Washington Post/Associated Press, August 30, 2010
Posted: September 6th, 2010
http://www.washingtonpost.com/wp-dyn/content/article/2010/08...

A $40 million prison sits in the desert north of Baghdad, empty. A $165 million children's hospital goes unused in the south. A $100 million wastewater treatment system in Fallujah has cost three times more than projected, yet sewage still runs through the streets.
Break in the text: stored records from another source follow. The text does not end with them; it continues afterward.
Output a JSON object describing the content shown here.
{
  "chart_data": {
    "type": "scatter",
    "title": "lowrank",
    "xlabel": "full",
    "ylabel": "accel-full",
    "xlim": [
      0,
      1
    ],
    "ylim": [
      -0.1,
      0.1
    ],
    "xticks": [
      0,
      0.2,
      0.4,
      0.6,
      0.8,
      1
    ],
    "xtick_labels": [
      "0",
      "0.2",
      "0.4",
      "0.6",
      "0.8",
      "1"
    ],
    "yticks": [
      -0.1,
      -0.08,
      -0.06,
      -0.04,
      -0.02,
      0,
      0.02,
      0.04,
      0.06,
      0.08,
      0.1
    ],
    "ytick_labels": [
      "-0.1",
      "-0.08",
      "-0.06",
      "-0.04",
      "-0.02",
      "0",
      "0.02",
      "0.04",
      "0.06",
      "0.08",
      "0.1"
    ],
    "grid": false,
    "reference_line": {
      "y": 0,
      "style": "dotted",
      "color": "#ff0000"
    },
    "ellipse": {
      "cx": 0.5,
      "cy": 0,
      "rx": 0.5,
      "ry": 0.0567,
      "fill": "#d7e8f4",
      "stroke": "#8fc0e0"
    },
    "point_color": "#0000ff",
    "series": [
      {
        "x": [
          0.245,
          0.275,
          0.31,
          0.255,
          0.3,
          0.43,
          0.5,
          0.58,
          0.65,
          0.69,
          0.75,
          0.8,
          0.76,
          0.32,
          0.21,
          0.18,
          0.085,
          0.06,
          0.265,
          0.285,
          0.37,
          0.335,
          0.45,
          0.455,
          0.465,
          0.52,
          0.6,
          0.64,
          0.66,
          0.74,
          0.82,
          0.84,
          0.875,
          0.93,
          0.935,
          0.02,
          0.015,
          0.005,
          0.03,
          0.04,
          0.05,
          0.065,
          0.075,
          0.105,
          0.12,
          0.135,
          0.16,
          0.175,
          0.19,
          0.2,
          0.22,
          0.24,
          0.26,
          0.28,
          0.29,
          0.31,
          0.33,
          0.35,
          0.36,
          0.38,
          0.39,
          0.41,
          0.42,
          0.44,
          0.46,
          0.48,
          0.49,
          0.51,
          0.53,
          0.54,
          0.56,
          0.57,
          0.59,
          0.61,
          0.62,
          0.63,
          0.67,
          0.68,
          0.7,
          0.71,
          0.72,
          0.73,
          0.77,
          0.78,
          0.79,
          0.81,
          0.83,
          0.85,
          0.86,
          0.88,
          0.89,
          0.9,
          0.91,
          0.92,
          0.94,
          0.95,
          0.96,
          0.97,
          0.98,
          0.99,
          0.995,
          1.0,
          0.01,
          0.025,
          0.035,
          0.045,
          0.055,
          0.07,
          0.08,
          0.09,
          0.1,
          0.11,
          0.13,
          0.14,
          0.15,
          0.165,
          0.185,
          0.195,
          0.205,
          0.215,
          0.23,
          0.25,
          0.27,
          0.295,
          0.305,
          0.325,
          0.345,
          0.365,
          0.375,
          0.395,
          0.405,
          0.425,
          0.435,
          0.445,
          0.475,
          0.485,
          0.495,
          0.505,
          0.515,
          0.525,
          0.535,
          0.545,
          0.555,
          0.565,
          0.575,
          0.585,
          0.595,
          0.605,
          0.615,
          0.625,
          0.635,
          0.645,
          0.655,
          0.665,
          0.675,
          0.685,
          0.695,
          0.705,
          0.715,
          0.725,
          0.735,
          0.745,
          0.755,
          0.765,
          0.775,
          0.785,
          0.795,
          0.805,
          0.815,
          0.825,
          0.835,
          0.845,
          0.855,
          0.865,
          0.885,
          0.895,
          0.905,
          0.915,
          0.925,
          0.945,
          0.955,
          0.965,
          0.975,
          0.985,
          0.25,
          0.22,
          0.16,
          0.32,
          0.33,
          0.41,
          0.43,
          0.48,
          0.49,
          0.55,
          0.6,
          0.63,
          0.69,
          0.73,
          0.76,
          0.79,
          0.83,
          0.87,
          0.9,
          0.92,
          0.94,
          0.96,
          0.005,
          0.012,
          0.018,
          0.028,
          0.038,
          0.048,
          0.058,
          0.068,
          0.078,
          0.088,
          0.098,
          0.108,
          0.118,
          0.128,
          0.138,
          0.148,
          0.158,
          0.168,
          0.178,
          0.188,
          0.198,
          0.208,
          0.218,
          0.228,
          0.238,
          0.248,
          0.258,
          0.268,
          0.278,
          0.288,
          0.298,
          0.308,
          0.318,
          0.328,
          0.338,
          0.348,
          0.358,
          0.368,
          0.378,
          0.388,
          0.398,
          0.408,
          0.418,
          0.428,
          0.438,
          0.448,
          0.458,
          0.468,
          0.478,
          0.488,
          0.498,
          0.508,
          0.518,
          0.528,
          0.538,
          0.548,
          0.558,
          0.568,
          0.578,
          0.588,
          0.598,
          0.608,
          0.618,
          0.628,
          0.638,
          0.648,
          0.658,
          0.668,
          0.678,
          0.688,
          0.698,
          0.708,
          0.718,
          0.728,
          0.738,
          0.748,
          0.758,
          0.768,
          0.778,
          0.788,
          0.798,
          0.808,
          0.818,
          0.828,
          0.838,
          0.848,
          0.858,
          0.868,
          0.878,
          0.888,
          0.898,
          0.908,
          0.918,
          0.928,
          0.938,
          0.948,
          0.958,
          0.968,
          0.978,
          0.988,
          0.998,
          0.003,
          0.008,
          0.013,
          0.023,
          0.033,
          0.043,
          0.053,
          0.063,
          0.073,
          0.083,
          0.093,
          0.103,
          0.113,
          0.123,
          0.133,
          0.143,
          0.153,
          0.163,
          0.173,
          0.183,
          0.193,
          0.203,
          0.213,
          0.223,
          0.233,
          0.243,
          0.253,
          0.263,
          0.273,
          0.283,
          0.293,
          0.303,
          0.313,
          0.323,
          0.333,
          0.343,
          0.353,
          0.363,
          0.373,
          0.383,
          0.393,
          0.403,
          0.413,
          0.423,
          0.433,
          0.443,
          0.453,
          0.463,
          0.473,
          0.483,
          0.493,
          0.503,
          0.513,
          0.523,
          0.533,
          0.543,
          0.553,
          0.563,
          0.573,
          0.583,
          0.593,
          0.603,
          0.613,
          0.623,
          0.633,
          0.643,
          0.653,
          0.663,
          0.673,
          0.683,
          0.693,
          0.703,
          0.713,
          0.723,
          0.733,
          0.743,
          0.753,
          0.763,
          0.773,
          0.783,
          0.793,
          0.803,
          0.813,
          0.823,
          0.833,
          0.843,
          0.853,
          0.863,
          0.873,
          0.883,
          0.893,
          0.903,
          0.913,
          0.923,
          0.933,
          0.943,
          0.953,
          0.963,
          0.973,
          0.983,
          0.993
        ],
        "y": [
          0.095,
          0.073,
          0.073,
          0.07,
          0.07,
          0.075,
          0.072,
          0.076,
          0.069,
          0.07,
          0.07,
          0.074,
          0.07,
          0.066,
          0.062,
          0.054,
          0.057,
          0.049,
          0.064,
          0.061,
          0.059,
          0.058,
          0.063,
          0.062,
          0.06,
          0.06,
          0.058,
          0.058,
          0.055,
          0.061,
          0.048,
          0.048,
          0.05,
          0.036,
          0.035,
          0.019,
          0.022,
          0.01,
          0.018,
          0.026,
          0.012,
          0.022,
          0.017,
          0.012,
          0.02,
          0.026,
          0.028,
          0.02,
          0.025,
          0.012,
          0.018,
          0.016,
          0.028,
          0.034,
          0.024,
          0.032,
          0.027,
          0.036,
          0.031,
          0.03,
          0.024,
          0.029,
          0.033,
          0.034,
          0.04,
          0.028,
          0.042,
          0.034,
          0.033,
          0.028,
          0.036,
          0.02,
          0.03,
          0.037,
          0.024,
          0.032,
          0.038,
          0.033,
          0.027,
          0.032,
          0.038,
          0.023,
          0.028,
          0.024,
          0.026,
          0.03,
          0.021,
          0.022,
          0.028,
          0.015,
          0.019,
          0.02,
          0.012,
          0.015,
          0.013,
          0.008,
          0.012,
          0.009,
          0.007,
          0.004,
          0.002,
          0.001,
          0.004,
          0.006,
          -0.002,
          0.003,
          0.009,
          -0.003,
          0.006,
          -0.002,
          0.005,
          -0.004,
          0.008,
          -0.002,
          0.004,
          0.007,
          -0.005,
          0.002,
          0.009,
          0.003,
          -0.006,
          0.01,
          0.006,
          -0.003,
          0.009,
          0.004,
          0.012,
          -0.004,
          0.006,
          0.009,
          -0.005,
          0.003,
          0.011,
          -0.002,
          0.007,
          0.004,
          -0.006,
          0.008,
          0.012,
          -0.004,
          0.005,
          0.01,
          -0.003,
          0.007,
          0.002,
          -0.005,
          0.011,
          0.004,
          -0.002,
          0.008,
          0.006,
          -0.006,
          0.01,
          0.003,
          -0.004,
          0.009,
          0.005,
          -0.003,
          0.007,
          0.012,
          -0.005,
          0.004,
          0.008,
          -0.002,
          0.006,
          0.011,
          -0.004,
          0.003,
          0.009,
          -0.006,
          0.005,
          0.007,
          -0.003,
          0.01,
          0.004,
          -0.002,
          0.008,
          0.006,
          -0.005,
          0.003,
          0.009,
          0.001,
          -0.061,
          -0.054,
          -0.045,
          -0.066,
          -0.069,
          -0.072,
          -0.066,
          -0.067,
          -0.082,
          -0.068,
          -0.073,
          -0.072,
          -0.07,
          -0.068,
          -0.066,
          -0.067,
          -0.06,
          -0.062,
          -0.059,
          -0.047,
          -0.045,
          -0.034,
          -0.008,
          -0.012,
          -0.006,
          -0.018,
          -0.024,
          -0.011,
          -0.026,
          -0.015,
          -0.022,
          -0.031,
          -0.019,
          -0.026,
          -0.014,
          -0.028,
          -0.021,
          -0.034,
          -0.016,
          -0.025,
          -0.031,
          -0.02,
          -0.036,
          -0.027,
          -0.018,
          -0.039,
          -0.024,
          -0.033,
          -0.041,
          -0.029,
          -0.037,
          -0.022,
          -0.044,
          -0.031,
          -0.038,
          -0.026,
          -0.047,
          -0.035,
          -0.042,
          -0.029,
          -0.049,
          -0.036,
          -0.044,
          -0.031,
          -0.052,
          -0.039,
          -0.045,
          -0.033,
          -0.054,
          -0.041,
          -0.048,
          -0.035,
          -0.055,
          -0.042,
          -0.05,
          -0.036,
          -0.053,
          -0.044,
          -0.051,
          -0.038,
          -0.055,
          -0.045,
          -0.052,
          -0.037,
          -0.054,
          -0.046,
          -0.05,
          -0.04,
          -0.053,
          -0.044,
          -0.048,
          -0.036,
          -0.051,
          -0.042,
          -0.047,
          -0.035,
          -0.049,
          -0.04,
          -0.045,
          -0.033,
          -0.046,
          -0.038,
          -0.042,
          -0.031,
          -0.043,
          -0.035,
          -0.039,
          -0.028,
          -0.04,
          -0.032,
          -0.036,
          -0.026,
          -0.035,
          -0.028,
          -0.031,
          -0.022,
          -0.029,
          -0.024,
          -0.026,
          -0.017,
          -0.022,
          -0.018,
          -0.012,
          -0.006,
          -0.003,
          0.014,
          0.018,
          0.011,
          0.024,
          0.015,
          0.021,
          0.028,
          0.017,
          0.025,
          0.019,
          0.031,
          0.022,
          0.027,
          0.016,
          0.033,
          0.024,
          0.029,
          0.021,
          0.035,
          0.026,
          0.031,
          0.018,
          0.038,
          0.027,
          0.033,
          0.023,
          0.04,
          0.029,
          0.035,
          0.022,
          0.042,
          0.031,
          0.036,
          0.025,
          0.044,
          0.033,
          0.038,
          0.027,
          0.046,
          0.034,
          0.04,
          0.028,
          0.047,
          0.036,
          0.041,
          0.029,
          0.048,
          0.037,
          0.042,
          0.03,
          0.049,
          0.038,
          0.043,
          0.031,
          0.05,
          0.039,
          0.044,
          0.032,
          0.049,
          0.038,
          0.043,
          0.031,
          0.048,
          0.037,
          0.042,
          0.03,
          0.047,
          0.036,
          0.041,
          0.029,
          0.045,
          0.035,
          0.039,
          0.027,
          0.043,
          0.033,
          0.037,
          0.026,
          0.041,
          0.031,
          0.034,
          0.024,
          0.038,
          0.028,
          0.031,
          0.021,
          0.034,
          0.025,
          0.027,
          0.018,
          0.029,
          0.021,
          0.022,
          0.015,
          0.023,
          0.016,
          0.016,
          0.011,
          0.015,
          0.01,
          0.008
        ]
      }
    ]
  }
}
As the U.S. draws down in Iraq, it is leaving behind hundreds of abandoned or incomplete projects. More than $5 billion in U.S. taxpayer funds has been wasted on these projects - more than 10 percent of the $53.7 billion the US has spent on reconstruction in Iraq, according to audits from a U.S. watchdog agency. That amount is likely an underestimate, based on an analysis of more than 300 reports by auditors with the special inspector general for Iraq reconstruction. And it does not take into account security costs, which have run almost 17 percent for some projects. Even completed projects for the most part fell far short of original goals, according to an Associated Press review of hundreds of audits and investigations and visits to several sites. The reconstruction program in Iraq has been troubled since its birth shortly after the U.S.-led invasion in 2003. The U.S. was forced to scale back many projects even as they spiked in cost, sometimes to more than double or triple initial projections.